When written: Optional — only written when the source dataset provides an ordered category list (e.g., COCO categories sorted by ID).
Relationship to category_metadata: The labels array provides index ordering for
mask pixel interpretation. The category_metadata object provides rich per-label
reference data (synset, synonyms, definition). Both may be present; they complement
each other.
label_index
The label_index column stores the source-faithful category identifier. When
importing from COCO or LVIS, the original category_id is preserved directly as
label_index.
Key characteristics:
- May be non-contiguous — COCO uses IDs 1–90 for 80 categories (gaps at 12, 26, 29, 30, etc.). LVIS uses IDs up to ~1723 for 1,203 categories.
- May not start at zero — COCO starts at 1, not 0.

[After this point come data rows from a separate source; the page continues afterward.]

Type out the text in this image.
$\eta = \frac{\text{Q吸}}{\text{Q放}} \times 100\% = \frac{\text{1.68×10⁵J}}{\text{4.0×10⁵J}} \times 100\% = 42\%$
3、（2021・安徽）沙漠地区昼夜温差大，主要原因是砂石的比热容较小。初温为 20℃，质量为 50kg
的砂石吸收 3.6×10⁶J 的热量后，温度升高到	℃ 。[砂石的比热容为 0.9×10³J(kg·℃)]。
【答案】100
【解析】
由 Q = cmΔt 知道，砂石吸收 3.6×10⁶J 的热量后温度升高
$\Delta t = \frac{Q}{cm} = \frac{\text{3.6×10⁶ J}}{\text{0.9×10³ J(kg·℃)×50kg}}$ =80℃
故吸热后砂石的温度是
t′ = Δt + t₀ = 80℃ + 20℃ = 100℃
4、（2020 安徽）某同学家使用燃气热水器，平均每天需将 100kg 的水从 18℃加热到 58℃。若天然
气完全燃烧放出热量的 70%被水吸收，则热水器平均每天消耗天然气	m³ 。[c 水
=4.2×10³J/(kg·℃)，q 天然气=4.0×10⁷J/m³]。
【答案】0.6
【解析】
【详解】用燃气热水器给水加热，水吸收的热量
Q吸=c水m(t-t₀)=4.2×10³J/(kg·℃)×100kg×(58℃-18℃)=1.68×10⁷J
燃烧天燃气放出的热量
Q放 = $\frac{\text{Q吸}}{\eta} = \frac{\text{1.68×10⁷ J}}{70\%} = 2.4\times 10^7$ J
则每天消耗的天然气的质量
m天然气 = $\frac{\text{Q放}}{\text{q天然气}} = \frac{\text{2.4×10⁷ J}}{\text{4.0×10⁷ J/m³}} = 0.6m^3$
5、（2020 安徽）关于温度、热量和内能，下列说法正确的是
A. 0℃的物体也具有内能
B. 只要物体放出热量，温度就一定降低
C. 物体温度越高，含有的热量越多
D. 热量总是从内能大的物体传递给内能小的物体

- Must be preserved on round-trip — exporting back to COCO/LVIS reconstructs
the original
category_idfromlabel_index.
Model training note
Models are typically trained with a dense remapping (e.g., 80 contiguous class indices for COCO). This remapping is a model-specific concern handled in the training pipeline, not in the dataset format. Some legacy models (notably older SSDs) are trained with the original gaps and produce 91 outputs (90 categories + background); this is likewise a model-specific convention.